☆ ☆ ☆ ☆
The
Other Side of the Wind (2018) – O. Welles
Finally completed in 2018 (after shooting
concluded in the 1970s) and long after Orson Welles’ death in 1985, due to the
considerable efforts of Peter Bogdanovich (star), Oja Kodar (star and
co-writer), Frank Marshall (producer), and Bob Murawski (new editor to complete
Welles’ work that he left unfinished), among many others, including the team
from Netflix who supplied the capital to get the project finally done. The result is intensely stylised in true
Welles fashion, although not immediately recognisable as his work, save for
some similarity to F for Fake (1973; perhaps due to the presence of
cinematographer Gary Graver and Kodar again).
But that other 70s’ work was an essay film (and there were a few others,
such as Filming Othello, 1978) but for all its charm and trickery and
ground-breaking form, it is nothing like the over-the-top madness of T.O.S.O.T.W. There are two central conceits that set the
groundwork for Orson’s stylistic fireworks.

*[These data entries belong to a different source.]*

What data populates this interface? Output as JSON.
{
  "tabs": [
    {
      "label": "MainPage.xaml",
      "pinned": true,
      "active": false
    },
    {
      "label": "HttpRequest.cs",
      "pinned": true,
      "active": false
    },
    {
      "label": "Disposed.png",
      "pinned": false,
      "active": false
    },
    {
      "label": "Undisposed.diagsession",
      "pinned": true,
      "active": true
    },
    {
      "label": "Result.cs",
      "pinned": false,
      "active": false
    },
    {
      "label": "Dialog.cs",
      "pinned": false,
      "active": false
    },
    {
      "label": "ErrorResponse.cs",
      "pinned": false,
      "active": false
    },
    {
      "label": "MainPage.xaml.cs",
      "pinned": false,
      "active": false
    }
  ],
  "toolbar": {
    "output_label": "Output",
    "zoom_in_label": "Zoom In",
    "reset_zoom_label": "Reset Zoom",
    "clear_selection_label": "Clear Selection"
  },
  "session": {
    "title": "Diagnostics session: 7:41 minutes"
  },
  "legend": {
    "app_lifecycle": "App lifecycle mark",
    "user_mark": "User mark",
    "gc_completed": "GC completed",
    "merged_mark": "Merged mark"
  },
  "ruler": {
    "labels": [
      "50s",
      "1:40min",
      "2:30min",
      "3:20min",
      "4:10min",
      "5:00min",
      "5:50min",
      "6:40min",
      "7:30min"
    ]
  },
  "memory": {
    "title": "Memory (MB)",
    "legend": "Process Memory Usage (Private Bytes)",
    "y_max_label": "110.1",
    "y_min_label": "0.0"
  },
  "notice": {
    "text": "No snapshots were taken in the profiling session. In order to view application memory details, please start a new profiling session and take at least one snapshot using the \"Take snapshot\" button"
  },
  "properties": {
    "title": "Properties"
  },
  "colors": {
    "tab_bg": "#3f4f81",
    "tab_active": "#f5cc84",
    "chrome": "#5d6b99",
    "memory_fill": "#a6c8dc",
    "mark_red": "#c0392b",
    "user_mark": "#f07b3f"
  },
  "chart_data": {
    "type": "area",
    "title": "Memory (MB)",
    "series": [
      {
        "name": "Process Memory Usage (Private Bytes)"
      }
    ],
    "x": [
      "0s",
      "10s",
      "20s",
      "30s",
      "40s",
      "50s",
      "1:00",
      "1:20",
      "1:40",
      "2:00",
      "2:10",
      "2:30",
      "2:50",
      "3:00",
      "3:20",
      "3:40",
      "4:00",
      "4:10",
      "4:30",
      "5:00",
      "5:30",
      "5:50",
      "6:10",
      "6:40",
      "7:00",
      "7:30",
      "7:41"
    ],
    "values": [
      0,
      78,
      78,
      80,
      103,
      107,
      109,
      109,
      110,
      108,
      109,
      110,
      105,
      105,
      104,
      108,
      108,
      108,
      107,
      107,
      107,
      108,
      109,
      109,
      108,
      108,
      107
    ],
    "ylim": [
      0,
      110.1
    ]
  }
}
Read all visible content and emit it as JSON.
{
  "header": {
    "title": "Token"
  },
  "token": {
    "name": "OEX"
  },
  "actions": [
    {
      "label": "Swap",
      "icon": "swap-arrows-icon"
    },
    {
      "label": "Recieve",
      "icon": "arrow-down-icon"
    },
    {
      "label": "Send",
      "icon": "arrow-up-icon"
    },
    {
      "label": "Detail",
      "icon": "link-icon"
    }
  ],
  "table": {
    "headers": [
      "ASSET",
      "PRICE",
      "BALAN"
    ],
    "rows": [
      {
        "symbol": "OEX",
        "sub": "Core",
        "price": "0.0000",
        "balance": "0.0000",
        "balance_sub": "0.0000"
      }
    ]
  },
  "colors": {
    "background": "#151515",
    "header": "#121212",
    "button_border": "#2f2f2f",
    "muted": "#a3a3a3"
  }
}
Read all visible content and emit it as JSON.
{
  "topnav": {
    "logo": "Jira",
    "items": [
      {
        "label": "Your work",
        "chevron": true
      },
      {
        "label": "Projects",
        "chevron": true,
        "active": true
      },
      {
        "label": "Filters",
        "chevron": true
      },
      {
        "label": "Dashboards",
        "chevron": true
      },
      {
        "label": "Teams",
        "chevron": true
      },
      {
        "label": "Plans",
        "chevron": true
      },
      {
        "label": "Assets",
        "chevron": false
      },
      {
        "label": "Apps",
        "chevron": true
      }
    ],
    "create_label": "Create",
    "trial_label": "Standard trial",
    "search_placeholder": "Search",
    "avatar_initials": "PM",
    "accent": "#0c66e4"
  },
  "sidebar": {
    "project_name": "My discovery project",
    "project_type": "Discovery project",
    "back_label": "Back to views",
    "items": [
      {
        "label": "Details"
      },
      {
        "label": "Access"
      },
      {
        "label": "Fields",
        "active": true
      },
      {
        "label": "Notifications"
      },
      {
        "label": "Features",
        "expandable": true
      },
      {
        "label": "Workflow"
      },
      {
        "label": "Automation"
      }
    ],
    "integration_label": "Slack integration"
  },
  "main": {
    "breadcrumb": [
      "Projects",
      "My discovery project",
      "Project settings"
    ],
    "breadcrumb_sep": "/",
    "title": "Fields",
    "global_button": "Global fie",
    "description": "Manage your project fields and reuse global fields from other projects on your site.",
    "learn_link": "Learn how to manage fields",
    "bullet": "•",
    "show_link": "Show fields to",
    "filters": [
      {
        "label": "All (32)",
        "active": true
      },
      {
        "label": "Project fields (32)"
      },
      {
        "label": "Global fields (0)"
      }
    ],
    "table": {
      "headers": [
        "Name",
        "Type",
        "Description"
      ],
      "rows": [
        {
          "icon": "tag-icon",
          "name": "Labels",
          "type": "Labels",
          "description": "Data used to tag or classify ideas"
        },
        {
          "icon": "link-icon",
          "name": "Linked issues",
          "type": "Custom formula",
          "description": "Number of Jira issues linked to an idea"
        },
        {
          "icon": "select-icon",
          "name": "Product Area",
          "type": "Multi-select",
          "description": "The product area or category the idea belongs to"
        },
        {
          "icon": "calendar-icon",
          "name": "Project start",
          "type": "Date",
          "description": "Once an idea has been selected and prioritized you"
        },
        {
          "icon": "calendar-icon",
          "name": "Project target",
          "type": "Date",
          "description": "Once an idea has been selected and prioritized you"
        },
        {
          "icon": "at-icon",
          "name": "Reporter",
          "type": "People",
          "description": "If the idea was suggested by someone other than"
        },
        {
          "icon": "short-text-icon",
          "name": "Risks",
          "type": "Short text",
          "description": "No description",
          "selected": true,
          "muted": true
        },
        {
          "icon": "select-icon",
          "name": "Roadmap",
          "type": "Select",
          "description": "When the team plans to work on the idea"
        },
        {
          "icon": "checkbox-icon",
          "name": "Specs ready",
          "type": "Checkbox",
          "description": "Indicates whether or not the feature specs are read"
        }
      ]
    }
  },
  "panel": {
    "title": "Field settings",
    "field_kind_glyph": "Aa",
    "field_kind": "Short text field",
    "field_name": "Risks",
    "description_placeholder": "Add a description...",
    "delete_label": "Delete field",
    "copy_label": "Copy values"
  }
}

First, director J. J. Hannaford (John Huston) has invited an array of
reporters, cineastes, etc. to a party at former star Zarah Valeska’s (Lilli
Palmer) house and they bring all manner of cameras and recording devices, thus
resulting in a dazzlingly-edited, multiply-mediated presentation (colour,
B&W, different film stocks and resolutions). Second, at the party (and also in an earlier
scene in a screening room), we are treated to Hannaford’s latest film which is
a work in progress; this one is in widescreen and colour and very possibly a
parody of Antonioni’s Zabriskie Point. In
other words, we are shown an older director’s attempt to make a hip film for
rebellious youth, full of nudity and sex (courtesy of Kodar, Welles’ lover at
the time) and some psychedelic rock (whereas the rest of the film has a
cocktail jazz score by Michel Legrand).
That film inside the film has some beautiful shots, especially in
contrast to the narrative about Hannaford’s troubles in financing the film, but
it is otherwise vapid and boring (decidedly on purpose). The rest of the film could likely be called
Fellini-esque, with an array of different faces and eccentric characters on
display and a plot that might echo 8 ½.
The dialogue whizzes by a bit too fast to process but undoubtedly there
are some snarky lines and cynical observations about Hollywood’s machinations –
from one who knew. So, in the end, not
Welles’ lost masterpiece (he has too many great films to top), but a worthwhile
addition to his oeuvre and a compelling example of his late outré style.